Some people may feel that most of their struggles are related to having been adopted while others feel being adopted has not presented any life challenges for them. No matter where you may be on that spectrum, know that those feelings of mistrust and isolation are understandable and may be common among adoptees. There are many things you may do to work through such feelings, not only for your children or other people close to you, but for your own comfort, as well.
- Creating your own family may help you discover new ways to love. In your instance, having a child seems to have provided an opportunity for you to love and be loved. You may further develop loving relationships with partners or close friends as your 'family.' Loving others may in turn help you also love yourself. Consider reading How do I learn to love?
- Seeing a therapist may be helpful to work through many of the deeply rooted fears and feelings you expressed. They may also help connect you with appropriate services, such as professional support surrounding the use or abuse of alcohol and other substances.
- Group therapy may be especially helpful for people struggling with trust in others. You may be able to locate a therapy group for adult adoptees, for new parents, or even for parents who were adopted as children. Such groups may decrease the feelings of isolation as you may discover that many of the members share your concerns. Other members may have healthy coping strategies that could be useful to you.
- While it's important for you to overcome your own personal dilemmas with adoption, you may want to also help your adoptive family understand what you've been going through. Being more open about your feelings stemming from being adopted may help you work issues out in a constructive manner and also build a connection with your family that may not have previously existed. If you're uncomfortable with approaching these issues with your family on your own, family therapy may help aid you in a safer and more comfortable environment.
- Some adopted people ponder about searching for their birth parents. The process may potentially give a sense of resolution, open up further issues, or do both. Keep in mind that many adoption agreements have strong restrictions and protocols when it comes to contacting birth parents. Please be conscious that sometimes a search may lead to a dead end or provide no closure even if the parents are found.
- Instead of, or in addition to, a search, which may not be realistic, visiting or learning about your place of origin (your birth country/area and culture) may aid in the process of finding your sense of self to be proud of. No matter the outcome, having support from others throughout the process may be helpful.

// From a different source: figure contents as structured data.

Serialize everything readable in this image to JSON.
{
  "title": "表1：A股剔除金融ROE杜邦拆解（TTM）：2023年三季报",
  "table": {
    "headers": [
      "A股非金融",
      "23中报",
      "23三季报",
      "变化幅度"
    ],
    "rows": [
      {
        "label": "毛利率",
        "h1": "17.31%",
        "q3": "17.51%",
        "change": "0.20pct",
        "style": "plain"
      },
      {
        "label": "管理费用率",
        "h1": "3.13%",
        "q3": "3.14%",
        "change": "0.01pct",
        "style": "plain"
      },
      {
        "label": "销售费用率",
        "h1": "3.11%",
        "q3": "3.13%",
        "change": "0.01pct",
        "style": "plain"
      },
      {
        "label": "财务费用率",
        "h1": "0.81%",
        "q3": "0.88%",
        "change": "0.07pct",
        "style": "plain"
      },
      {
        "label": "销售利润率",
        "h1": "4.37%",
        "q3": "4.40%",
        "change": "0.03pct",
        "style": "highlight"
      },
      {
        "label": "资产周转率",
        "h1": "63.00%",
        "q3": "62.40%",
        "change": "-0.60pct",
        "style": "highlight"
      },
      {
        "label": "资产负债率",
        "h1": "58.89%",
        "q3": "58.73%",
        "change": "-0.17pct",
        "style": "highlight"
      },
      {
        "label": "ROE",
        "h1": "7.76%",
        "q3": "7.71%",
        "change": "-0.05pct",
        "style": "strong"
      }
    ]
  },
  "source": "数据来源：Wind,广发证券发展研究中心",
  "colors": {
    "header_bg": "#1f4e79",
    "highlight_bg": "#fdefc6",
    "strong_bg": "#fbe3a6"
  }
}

If you're a Columbia student, you can speak with a counselor at Counseling and Psychological Services by calling x4-2878. For support around substance use, you may seek support from Primary Care Medical Services by making an appointment on Open Communicator or by calling x4-7426. For others, please contact mental health and health care providers in your area and also consider reading related Q&As about helping and getting help for alcohol and other drugs.
Being adopted may be a lifelong issue for some. A number of organizations with programs supporting adoptees include the National Adoption Clearinghouse and the American Adoption Congress. Continue reaching out to better give and receive love to you and your loved ones.